Я задержался на неделю. Понял тогда: она не может одна. Дом опустел, будто вымер. Ночью мать вздрагивала от скрипа половиц, а утром робко спрашивала:
— Может, ещё день останешься?
Остался. Потом — ещё. А после в дуще щёлкнуло: не могу бросить её здесь. Решил забрать в город. Страшно? Ещё как. Но оставить — страшнее.
Собрали её скудный скарб: два платья, бельё, лекарства и… ту самую подушку с вышитыми медведями, которую я купил ей в Суздале лет пятнадцать назад. Она хранила её, как реликвию. Теперь это был её талисман.
Первые дни в квартире стали для неё испытанием. Шум машин за окном, тесные стены, чужие запахи. Она тихо молилась в углу комнаты, слушала старый радиоприёмник, варила себе кашу на плите. Я сердился сначала, потом понял — ей нужно освоиться.
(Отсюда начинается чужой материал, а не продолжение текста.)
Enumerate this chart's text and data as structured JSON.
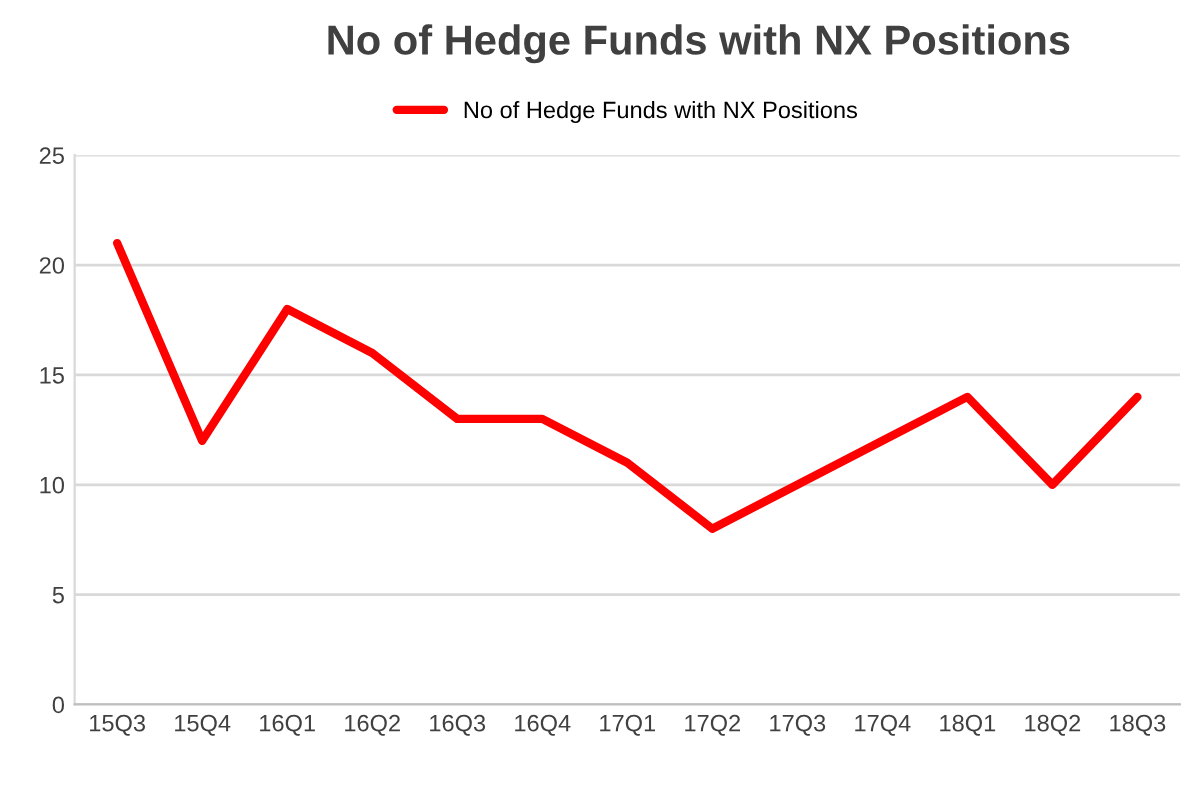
{
  "chart_data": {
    "type": "line",
    "title": "No of Hedge Funds with NX Positions",
    "categories": [
      "15Q3",
      "15Q4",
      "16Q1",
      "16Q2",
      "16Q3",
      "16Q4",
      "17Q1",
      "17Q2",
      "17Q3",
      "17Q4",
      "18Q1",
      "18Q2",
      "18Q3"
    ],
    "series": [
      {
        "name": "No of Hedge Funds with NX Positions",
        "color": "#ff0000",
        "values": [
          21,
          12,
          18,
          16,
          13,
          13,
          11,
          8,
          10,
          12,
          14,
          10,
          14
        ]
      }
    ],
    "ylim": [
      0,
      25
    ],
    "yticks": [
      0,
      5,
      10,
      15,
      20,
      25
    ],
    "grid": "y",
    "legend": "top",
    "marker": "none",
    "line_style": "solid"
  }
}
Через месяц заметил перемены. Она начала встречать меня с работы у двери. Готовила борщ, расспрашивала о делах. Я впервые за годы почувствовал, что кому-то действительно нужен. Раньше заботился о карьере, а теперь — о ней.
Вечерами мы лепили пельмени. Я месил тесто, она начиняла мясом. Иногда вспоминала, как в юности танцевала на деревенских свадьбах, иногда молчала, и это молчание было красноречивее слов. В такие моменты я будто возвращался в детство: запах щей, стук дождя по крыше, её руки, гладящие мою рубашку.
Думал, утону в заботах: работа, магазины, больницы. Но вместо усталости пришла странная лёгкость. Я перестал засиживаться в офисе, отказался от бесцельных прогулок с приятелями. Всё обрело ясность. Потому что дом теперь пахло её пирогами.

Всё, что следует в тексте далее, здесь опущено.